Thursday, August 04, 2016

Aprender para quê?

Nos últimos dez anos venho passando por uma série de despertares. Primeiro eu comecei a me incomodar com o lixo, comecei a enxergar que a quantidade de lixo nas ruas, casas e comércios não caberiam nas cidades, que tudo aquilo vai para um lixão onde vai ficar eternamente. Depois eu despertei para a questão da alimentação, fui vegetariana por anos, participei de feiras agroecológicas, plantei algumas hortas e até hoje busco plantar o máximo que posso, evito carne e prefiro produtos naturais e orgânicos, na medida do possível, pois são muito caros. Despertei também a respeito da minha paixão por trabalhar com crianças e Educação.  

Nessa série de insights eu me vali de várias teorias, filosofias, pesquisas, conversas com amigos, reflexões e, sobretudo, da constante experiência de conhecer projetos, trabalhar, pesquisar, viver, como um ciclo constante que retroalimenta o ser, faz agir e pensar. A experiência prática é onde busco conexões entre as várias sabedorias, porém vejo que a presença é um alinhamento com o ser sensível e instintivo com o nosso ser cultural e transcendental. Aprendi que tudo é um momento vivo, o agora é a constante troca do nosso organismo com o ambiente.

Digo isso porque, em meu atual momento, estou aprendendo que em Educação, muitas vezes, somos extremamente e distraidamente moralistas. Para transformar isso precisamos estar dispostos a enxergar as raízes dos nossos valores e princípios, perceber os significados de nossas ações. Ao mesmo tempo em que buscamos formas de transformar, vamos buscando estratégias de conciliar o mundo que temos com o mundo que queremos ter, com as coisas que queremos transformar. Ao mesmo tempo que eu percebo que é fundamental e essencial deixar a criança livre para viver por si suas experiências de aprendizado, reconheço o valor da sistematização e registros do processo de aprendizagem. Ao mesmo tempo que é bom contar uma história sem expressar juízos e assim deixar a criança livre para interpretar, é bom também expressar as emoções.

Vou compreendendo que a atitude do educador é de se permitir estar em dois mundos ao mesmo tempo: o mundo que identifica em si padrões opressores e ressignifica o fenômeno da Educação e o mundo que constrói a si mesmo.
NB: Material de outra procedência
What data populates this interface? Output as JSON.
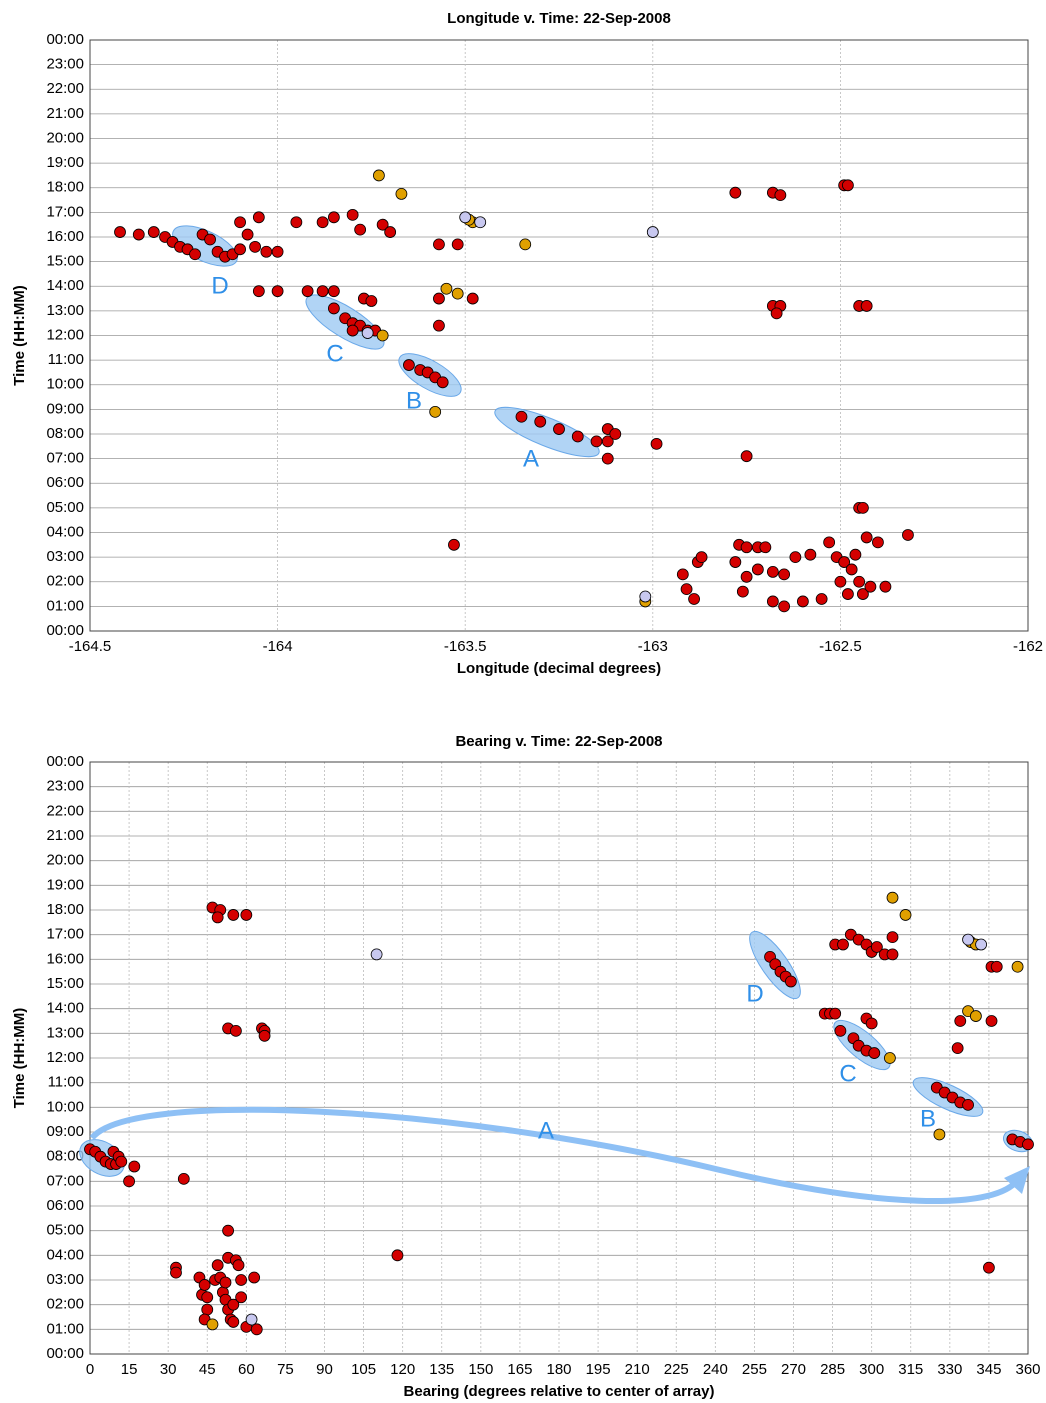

Através da cultura podemos preservar o bom do passado e transforma os padrões do antigo paradigma para ações democráticas, ecológicas, comunitárias, autônomas.

O despertar, muitas vezes, nos leva ao extremo de uma ideia, de uma percepção. Isso aconteceu comigo em vários momentos. Hoje eu procuro conciliar os diversos mundos, o estar presente no agora e a atitude de não fazer juízos desnecessários, ficar mais atenta aos meus “moralismos”, pois estes são ideias estigmatizadas socialmente que, na maioria dos casos, desfavorecem a percepção sensível do momento educativo, da experiência de enxergar cada pessoa como única, cada momento como único, uma ação pedagógica encarnada na presença, na sensibilidade e na escuta sensível. O julgamento moral nos impede perceber o fenômeno em si, o que é fundamental para ser possível desenvolver uma Educação que respeita o tempo e a forma de aprender de cada um, que considera os sonhos e os desejos da criança na construção do roteiro de aprendizagem dos educandos.
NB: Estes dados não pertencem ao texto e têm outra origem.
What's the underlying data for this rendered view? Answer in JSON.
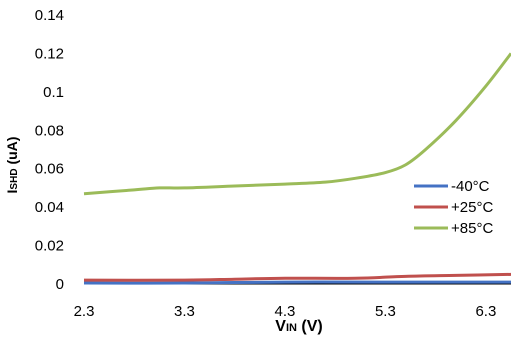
{
  "chart_data": {
    "type": "line",
    "title": "",
    "xlabel": {
      "main": "V",
      "sub": "IN",
      "unit": " (V)"
    },
    "ylabel": {
      "main": "I",
      "sub": "SHD",
      "unit": " (uA)"
    },
    "x_ticks": [
      "2.3",
      "3.3",
      "4.3",
      "5.3",
      "6.3"
    ],
    "y_ticks": [
      "0",
      "0.02",
      "0.04",
      "0.06",
      "0.08",
      "0.1",
      "0.12",
      "0.14"
    ],
    "xlim": [
      2.3,
      6.55
    ],
    "ylim": [
      0,
      0.14
    ],
    "grid": false,
    "legend_position": "right",
    "series": [
      {
        "name": "-40°C",
        "color": "#4472C4",
        "points": [
          [
            2.3,
            0.0005
          ],
          [
            3.3,
            0.0005
          ],
          [
            4.3,
            0.001
          ],
          [
            5.3,
            0.001
          ],
          [
            6.55,
            0.001
          ]
        ]
      },
      {
        "name": "+25°C",
        "color": "#C0504D",
        "points": [
          [
            2.3,
            0.002
          ],
          [
            3.3,
            0.002
          ],
          [
            3.8,
            0.0025
          ],
          [
            4.3,
            0.003
          ],
          [
            5.0,
            0.003
          ],
          [
            5.5,
            0.004
          ],
          [
            6.0,
            0.0045
          ],
          [
            6.55,
            0.005
          ]
        ]
      },
      {
        "name": "+85°C",
        "color": "#9BBB59",
        "points": [
          [
            2.3,
            0.047
          ],
          [
            2.8,
            0.049
          ],
          [
            3.05,
            0.05
          ],
          [
            3.3,
            0.05
          ],
          [
            3.8,
            0.051
          ],
          [
            4.3,
            0.052
          ],
          [
            4.7,
            0.053
          ],
          [
            5.0,
            0.055
          ],
          [
            5.3,
            0.058
          ],
          [
            5.5,
            0.062
          ],
          [
            5.7,
            0.07
          ],
          [
            6.0,
            0.085
          ],
          [
            6.3,
            0.103
          ],
          [
            6.55,
            0.12
          ]
        ]
      }
    ]
  }
}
Percebo que definir valores e segui-los é construir princípios éticos e aprendizados, e isso é fundamental em Educação, contudo, isso não pode ser cristalizado, não pode ser ortodoxo, eis que a Educação é o espaço para a diversidade, para aprender a ouvir, a dialogar, a fazer escolhas e respeitar as escolhas dos outros, ainda que isso seja diferente daquilo que queremos. Para que possamos levar os nossos aprendizados pedagógicos em direção ao futuro, é preciso que isso seja flexível, capaz de sincronizar com as surpresas e emergências da vida. Abrir mão de alguns julgamentos morais nos ajuda a perceber as coisas de forma mais dinâmica e viva, abandonamos algumas certezas, honramos algumas sabedorias, mas temos conscientes que estamos construindo a realidade a todo momentos, constantemente, permanentemente, em movimento.